Review: CBT Worksheets for Anxiety (2nd Edition) by Dr. James Manning & Dr. Nicola Ridgeway

★★★★ CBT Worksheets for Anxiety

Dr. James Manning and Dr. Nicola Ridgeway once again provide their expertise on mental health in an update to one of their first books, CBT Worksheets for Anxiety. A revised manual, this book is an all-purpose guide to “CBT,” short for “Cognitive behavioral therapy.” This is a type of psychological therapy designed to alleviate anxiety, as well as other psychological issues.

CBT employs goal-setting and incremental, step-by-step rebuilding of unhealthy thought processes and problematic thought patterns, and is currently considered one of the most effective approaches to psychotherapy. This volume focuses on what benefits this approach can have for anyone suffering any level of anxiety, and compiles that knowledge into one easy-to-read guide.

Both Dr. Manning and Dr.
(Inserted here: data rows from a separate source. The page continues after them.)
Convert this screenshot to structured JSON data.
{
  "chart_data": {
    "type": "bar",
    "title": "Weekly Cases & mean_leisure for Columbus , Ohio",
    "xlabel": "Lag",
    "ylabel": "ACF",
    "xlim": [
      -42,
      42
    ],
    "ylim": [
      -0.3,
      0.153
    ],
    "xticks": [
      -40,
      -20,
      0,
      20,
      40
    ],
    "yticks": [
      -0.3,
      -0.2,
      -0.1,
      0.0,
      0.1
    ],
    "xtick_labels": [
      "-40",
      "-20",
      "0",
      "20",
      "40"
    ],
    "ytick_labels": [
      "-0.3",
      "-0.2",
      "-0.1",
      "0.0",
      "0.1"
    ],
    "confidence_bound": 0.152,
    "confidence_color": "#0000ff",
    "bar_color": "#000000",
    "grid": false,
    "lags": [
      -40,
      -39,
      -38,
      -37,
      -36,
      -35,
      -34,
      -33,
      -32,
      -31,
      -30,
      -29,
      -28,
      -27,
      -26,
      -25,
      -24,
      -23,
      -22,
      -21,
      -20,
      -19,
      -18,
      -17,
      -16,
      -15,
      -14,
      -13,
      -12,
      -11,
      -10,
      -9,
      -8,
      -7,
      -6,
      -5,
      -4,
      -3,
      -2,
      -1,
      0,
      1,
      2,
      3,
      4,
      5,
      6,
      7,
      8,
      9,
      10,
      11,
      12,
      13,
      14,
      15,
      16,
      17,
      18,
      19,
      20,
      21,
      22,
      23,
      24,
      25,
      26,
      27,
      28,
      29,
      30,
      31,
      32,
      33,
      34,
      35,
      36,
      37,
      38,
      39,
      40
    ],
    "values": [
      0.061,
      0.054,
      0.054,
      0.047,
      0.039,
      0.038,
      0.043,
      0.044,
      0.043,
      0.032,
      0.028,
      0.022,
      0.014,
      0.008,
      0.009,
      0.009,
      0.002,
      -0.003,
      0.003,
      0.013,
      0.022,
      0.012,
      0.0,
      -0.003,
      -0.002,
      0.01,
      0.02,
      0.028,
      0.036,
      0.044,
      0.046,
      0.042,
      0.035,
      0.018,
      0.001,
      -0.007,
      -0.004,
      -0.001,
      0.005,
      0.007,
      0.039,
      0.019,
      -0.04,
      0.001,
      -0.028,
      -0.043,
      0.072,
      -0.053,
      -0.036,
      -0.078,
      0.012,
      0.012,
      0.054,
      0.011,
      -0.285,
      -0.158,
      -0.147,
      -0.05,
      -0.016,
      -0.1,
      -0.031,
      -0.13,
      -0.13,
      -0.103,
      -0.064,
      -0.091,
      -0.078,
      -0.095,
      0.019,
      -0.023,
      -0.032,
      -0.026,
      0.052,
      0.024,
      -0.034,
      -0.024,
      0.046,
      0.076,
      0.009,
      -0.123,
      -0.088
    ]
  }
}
Ridgeway actively work in the field of psychotherapy at the West Suffolk CBT Service in England, and their expertise can be seen in each of their separate and collaborative works. The two have created several comprehensive guides together, and it’s evident from the start that the reader is in capable hands. This is no small issue, as anyone looking to put this book to use will no doubt need some assurance about the book’s authority and professionalism, which is evident throughout.

The book is put together very well, with clear explanations and guides for anyone to use, whether they are using the book for reference or truly using it for their own anxiety. This was true of the first edition, and while there are many aesthetic improvements, the changes to this version of the book may not be as sweeping as a full revision might imply. There’s a general sweep-up of editing flubs and typography, but these weren’t an overwhelming problem to begin with. However, there is clearer formatting across the board, as well as handful of old data corrections, and new tables and charts that are a lot clearer to read than the original.

Aside from these issues, the content is generally the same – which is a good thing, as the heart of the read was solid already – and while useful, this doesn’t do a whole lot to make the book worth a re-purchase if you’re the owner of the first edition. As it’s not a technical or diagnostic manual that might necessitate cutting-edge data and research, but more of a self-help book, which also doubles as a user-friendly manual for practitioners and academics, the content doesn’t necessarily need frequent updating.

That said, this second edition of CBT Worksheets for Anxiety is a definite improvement on the first, and makes an excellent, comprehensive introduction and potentially life-long guide to CBT even better, as it is more accessible and readable, and, yes, helpful, which is of course a necessity for such a self-help guide.

While CBT is an approach that works most effectively with the support of a trained professional, as is the case for most mental health assistance, this book offers a great deal for those suffering from anxiety, practitioners who treat anxiety, or to anyone interested in CBT who needs a useful introductory primer.